Epigenesis, which aristotle favored, is based on the belief that each embryo or organism is gradually produced from an undifferentiated mass by a series of steps during which new parts are added.
Galen, the prolific Greek surgeon, was one of the few who disagreed with Aristotle’s epigenetic theory. In *On the Semen*, Galen disputed Aristitle’s idea that the female does not form any counterpart to the male semen. The female testes (uhhh - we would call them ovaries...), Galen argued, secrete semen into the horns of the uterus, where male and female sexual products mix with blood furnished by the mother to form the fetus. As the fetus developed, the liver, heart, and brain appeared. After the formation of the liver, fetal life was rather like that of a plan because it was nourished under the influence of the vegetative soul. With the formation of the heart, fetal life was like that of an animal because the heart served as the source of heat.

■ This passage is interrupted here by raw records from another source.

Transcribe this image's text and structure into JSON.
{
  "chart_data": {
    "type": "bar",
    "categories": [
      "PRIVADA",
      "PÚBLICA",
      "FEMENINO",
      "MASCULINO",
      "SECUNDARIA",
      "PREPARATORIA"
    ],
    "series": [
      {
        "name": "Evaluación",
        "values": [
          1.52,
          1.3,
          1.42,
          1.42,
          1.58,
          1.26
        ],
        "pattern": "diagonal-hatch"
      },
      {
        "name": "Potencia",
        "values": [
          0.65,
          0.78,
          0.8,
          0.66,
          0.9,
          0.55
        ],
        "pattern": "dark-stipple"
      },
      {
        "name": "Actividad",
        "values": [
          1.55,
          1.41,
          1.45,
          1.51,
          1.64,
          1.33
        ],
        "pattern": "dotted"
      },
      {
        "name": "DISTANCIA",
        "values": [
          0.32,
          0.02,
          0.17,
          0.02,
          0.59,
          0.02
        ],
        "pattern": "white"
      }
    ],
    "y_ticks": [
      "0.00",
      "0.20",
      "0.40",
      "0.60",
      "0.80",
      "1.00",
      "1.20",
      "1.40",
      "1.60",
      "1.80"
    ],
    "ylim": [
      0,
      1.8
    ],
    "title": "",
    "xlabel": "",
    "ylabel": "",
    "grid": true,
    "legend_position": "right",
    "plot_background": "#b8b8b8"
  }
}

Galen argued that the human beings are the most perfect of al the aimals, but man is more perfect that woman because the male has more innate heat (perhaps Mrs. Galen also liked to use him to warm up her cold feet...). Furthermore, it was a deficiency of innate heat that caused a fetus to become a female. As proof of his theory, Galen cited teh effects of castration. By removing heat, castration caused the body of a eunuch to become more like that of a woman.

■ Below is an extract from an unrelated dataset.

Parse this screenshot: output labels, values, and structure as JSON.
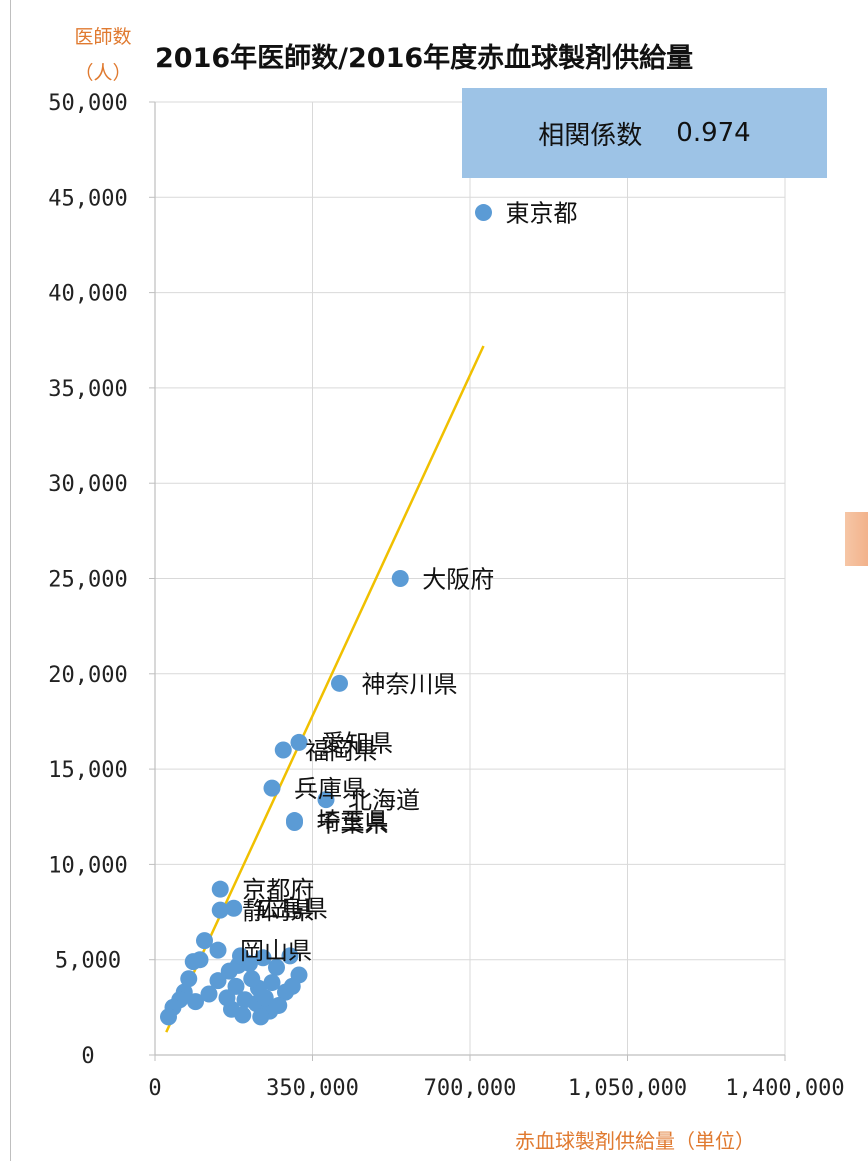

Galen’s influence on early medicine was profound, and his legacy lasted longer than it probably should have. Spurred partly by the invention of the microscope and its window into the microscopic wold, the 17th century saw an eruption of interest in the theory of preformationism.
Two camps of preformationsists arose - the Ovists and the Spermists. The ovists believed that within the egg was a tiny preformed human, and within that another, and within that another, like a series of nesting dolls. If this ovum seed found fertile ground (a uterus), in the presence of fertilizer (the semen), it would start to grow larger and larger. Conveniently this allowed for all of humanity to have been created by God in one fell swoop at the moment of creation, which up some loose ends about “where do all these people keep coming from anyways.

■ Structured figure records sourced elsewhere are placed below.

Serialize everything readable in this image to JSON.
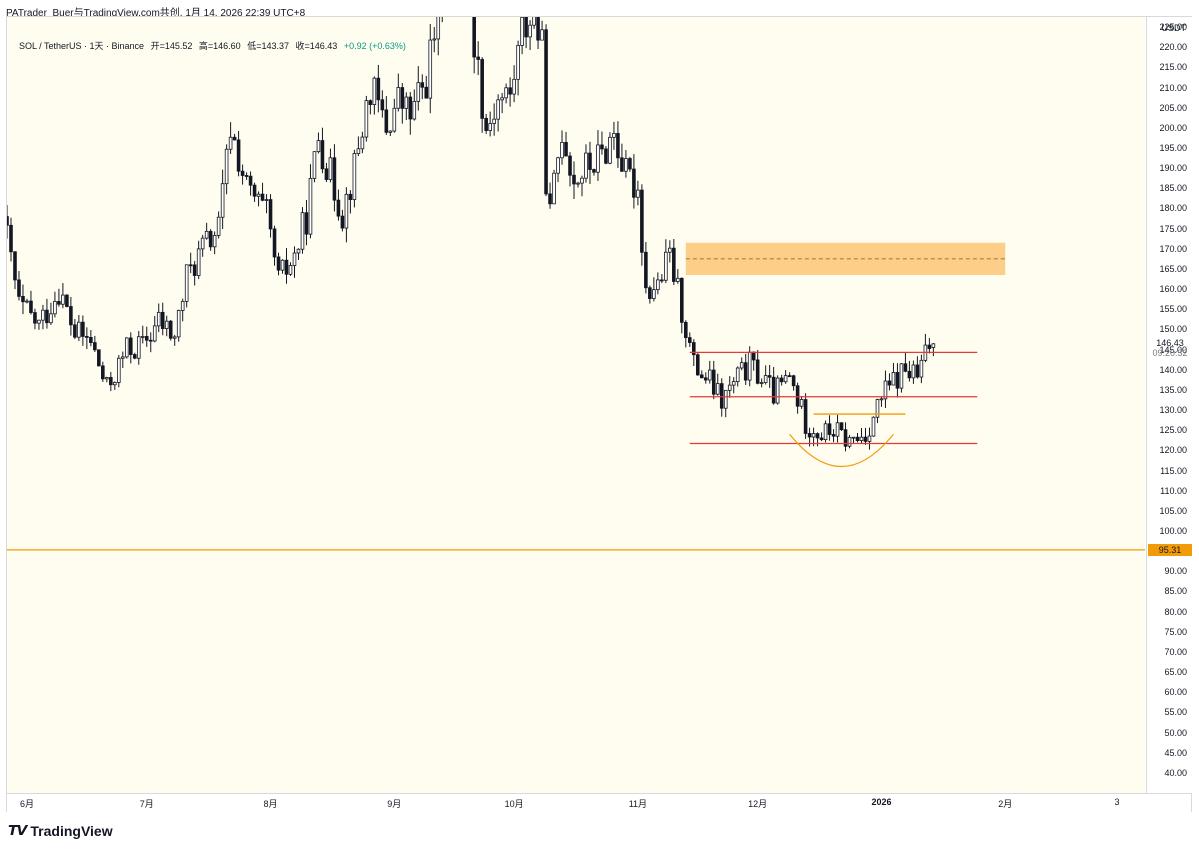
{
  "header": "PATrader_Buer与TradingView.com共创, 1月 14, 2026 22:39 UTC+8",
  "symbol": {
    "name": "SOL / TetherUS · 1天 · Binance",
    "open": "开=145.52",
    "high": "高=146.60",
    "low": "低=143.37",
    "close": "收=146.43",
    "change": "+0.92 (+0.63%)"
  },
  "currency": "USDT",
  "last_price": "146.43",
  "countdown": "09:20:32",
  "horizontal_line_label": "95.31",
  "branding": "TradingView",
  "colors": {
    "bull": "#ffffff",
    "bear": "#131722",
    "wick": "#131722",
    "resistance": "#e53935",
    "highlight_line": "#f29b08",
    "zone_fill": "#fcc676",
    "plot_bg": "#fffdf0"
  },
  "chart_data": {
    "type": "candlestick",
    "ylim": [
      35,
      227.5
    ],
    "yticks": [
      "225.00",
      "220.00",
      "215.00",
      "210.00",
      "205.00",
      "200.00",
      "195.00",
      "190.00",
      "185.00",
      "180.00",
      "175.00",
      "170.00",
      "165.00",
      "160.00",
      "155.00",
      "150.00",
      "145.00",
      "140.00",
      "135.00",
      "130.00",
      "125.00",
      "120.00",
      "115.00",
      "110.00",
      "105.00",
      "100.00",
      "95.00",
      "90.00",
      "85.00",
      "80.00",
      "75.00",
      "70.00",
      "65.00",
      "60.00",
      "55.00",
      "50.00",
      "45.00",
      "40.00"
    ],
    "xticks": [
      {
        "label": "6月",
        "date": "2025-06-01"
      },
      {
        "label": "7月",
        "date": "2025-07-01"
      },
      {
        "label": "8月",
        "date": "2025-08-01"
      },
      {
        "label": "9月",
        "date": "2025-09-01"
      },
      {
        "label": "10月",
        "date": "2025-10-01"
      },
      {
        "label": "11月",
        "date": "2025-11-01"
      },
      {
        "label": "12月",
        "date": "2025-12-01"
      },
      {
        "label": "2026",
        "date": "2026-01-01"
      },
      {
        "label": "2月",
        "date": "2026-02-01"
      },
      {
        "label": "3",
        "date": "2026-03-01"
      }
    ],
    "x_range": [
      "2025-05-27",
      "2026-03-08"
    ],
    "path": [
      [
        "2025-05-27",
        178
      ],
      [
        "2025-05-31",
        156
      ],
      [
        "2025-06-05",
        151
      ],
      [
        "2025-06-10",
        160
      ],
      [
        "2025-06-14",
        149
      ],
      [
        "2025-06-18",
        147
      ],
      [
        "2025-06-22",
        135
      ],
      [
        "2025-06-27",
        145
      ],
      [
        "2025-07-01",
        146
      ],
      [
        "2025-07-05",
        152
      ],
      [
        "2025-07-09",
        148
      ],
      [
        "2025-07-12",
        163
      ],
      [
        "2025-07-16",
        170
      ],
      [
        "2025-07-20",
        175
      ],
      [
        "2025-07-23",
        200
      ],
      [
        "2025-07-27",
        185
      ],
      [
        "2025-08-01",
        178
      ],
      [
        "2025-08-04",
        162
      ],
      [
        "2025-08-08",
        168
      ],
      [
        "2025-08-11",
        178
      ],
      [
        "2025-08-14",
        198
      ],
      [
        "2025-08-17",
        188
      ],
      [
        "2025-08-20",
        179
      ],
      [
        "2025-08-23",
        190
      ],
      [
        "2025-08-27",
        210
      ],
      [
        "2025-08-31",
        200
      ],
      [
        "2025-09-03",
        207
      ],
      [
        "2025-09-06",
        203
      ],
      [
        "2025-09-10",
        212
      ],
      [
        "2025-09-14",
        235
      ],
      [
        "2025-09-18",
        243
      ],
      [
        "2025-09-22",
        222
      ],
      [
        "2025-09-25",
        200
      ],
      [
        "2025-09-28",
        207
      ],
      [
        "2025-10-01",
        208
      ],
      [
        "2025-10-04",
        224
      ],
      [
        "2025-10-07",
        229
      ],
      [
        "2025-10-09",
        219
      ],
      [
        "2025-10-10",
        188
      ],
      [
        "2025-10-11",
        178
      ],
      [
        "2025-10-14",
        200
      ],
      [
        "2025-10-17",
        187
      ],
      [
        "2025-10-20",
        190
      ],
      [
        "2025-10-24",
        193
      ],
      [
        "2025-10-27",
        199
      ],
      [
        "2025-10-30",
        188
      ],
      [
        "2025-11-02",
        185
      ],
      [
        "2025-11-04",
        160
      ],
      [
        "2025-11-07",
        161
      ],
      [
        "2025-11-10",
        168
      ],
      [
        "2025-11-13",
        155
      ],
      [
        "2025-11-16",
        141
      ],
      [
        "2025-11-20",
        137
      ],
      [
        "2025-11-23",
        132
      ],
      [
        "2025-11-27",
        138
      ],
      [
        "2025-11-30",
        141
      ],
      [
        "2025-12-03",
        138
      ],
      [
        "2025-12-06",
        134
      ],
      [
        "2025-12-10",
        138
      ],
      [
        "2025-12-14",
        127
      ],
      [
        "2025-12-18",
        124
      ],
      [
        "2025-12-21",
        125
      ],
      [
        "2025-12-25",
        122
      ],
      [
        "2025-12-29",
        124
      ],
      [
        "2026-01-02",
        133
      ],
      [
        "2026-01-05",
        137
      ],
      [
        "2026-01-08",
        140
      ],
      [
        "2026-01-11",
        138
      ],
      [
        "2026-01-14",
        146.43
      ]
    ],
    "last_candle": {
      "date": "2026-01-14",
      "open": 145.52,
      "high": 146.6,
      "low": 143.37,
      "close": 146.43
    },
    "annotations": [
      {
        "type": "zone",
        "y1": 163.5,
        "y2": 171.5,
        "x1": "2025-11-13",
        "x2": "2026-02-01",
        "mid": 167.5
      },
      {
        "type": "hline",
        "y": 144.3,
        "x1": "2025-11-14",
        "x2": "2026-01-25",
        "color": "resistance"
      },
      {
        "type": "hline",
        "y": 133.3,
        "x1": "2025-11-14",
        "x2": "2026-01-25",
        "color": "resistance"
      },
      {
        "type": "hline",
        "y": 121.7,
        "x1": "2025-11-14",
        "x2": "2026-01-25",
        "color": "resistance"
      },
      {
        "type": "hline",
        "y": 129.0,
        "x1": "2025-12-15",
        "x2": "2026-01-07",
        "color": "highlight_line"
      },
      {
        "type": "arc",
        "cx": "2025-12-22",
        "cy": 124,
        "x1": "2025-12-09",
        "x2": "2026-01-04",
        "depth": 8,
        "color": "highlight_line"
      },
      {
        "type": "hline",
        "y": 95.31,
        "x1": "2025-05-27",
        "x2": "2026-03-08",
        "color": "highlight_line"
      }
    ]
  }
}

The fact that this meant that within each woman was a series of people becoming smaller and smaller (to infinity?) was eagerly lapped up by scientists clutching their copies of Principia. Infinitesimally small people were a nice connection to the new field of calculus.
At the vangard of the preformationists was this famous microscopist - Antoni Van Leewenhoek. His microscope had opened up the squiggling world of the microscopic, and he was eager to find samples to examine - and he realized that he needen’t look farther than the ‘excesses of his conjugal relations’. Imagine his surprise after a bottle of merlot and an evening of Vivaldi, to examine his own semen and realize the cacophany of wriggling action therein.
Squinting closer at his homemade single-lensed microscope, Van Leewenhoek gasped in amazement - surely the little wriggling creatures were tiny people! It was not a set of nesting female dolls, but male dolls! Inside Adam’s testicles, at the moment of creation, was the whole human race...!
He hastily penned letters to colleagues and the Royal Society, including a number of figures depicting his tiny preformed humans. Worried that his studies would bring his peiosousness into question, he wrote that the samples were not obtained by any “sinful contrivance” but were made with “the excess with which Nature provided me in my conjugal relations”. But worried that the validity of his techniques be called into question added that the sample was examined before “six beats of the pulse had intervened” between ejaculation and microscopic analysis. Poor Mrs. Van Leewenhoek...
Ultimately, one of the nails in the spermist preformationist coffin was a theological one - van Leewenhoek realized that since sperm were so small that “a million would not fit in a grain of sand, there must be an enormous quantity in each sample of ejaculate. If each one of these sperm then contained within it an infinite series - the bedrooms of teenage boys are the sites of mass murder! Even the excesses with which nature provides during conjugal relations are a horrible waste. How could God be so callous and wasteful with his creation?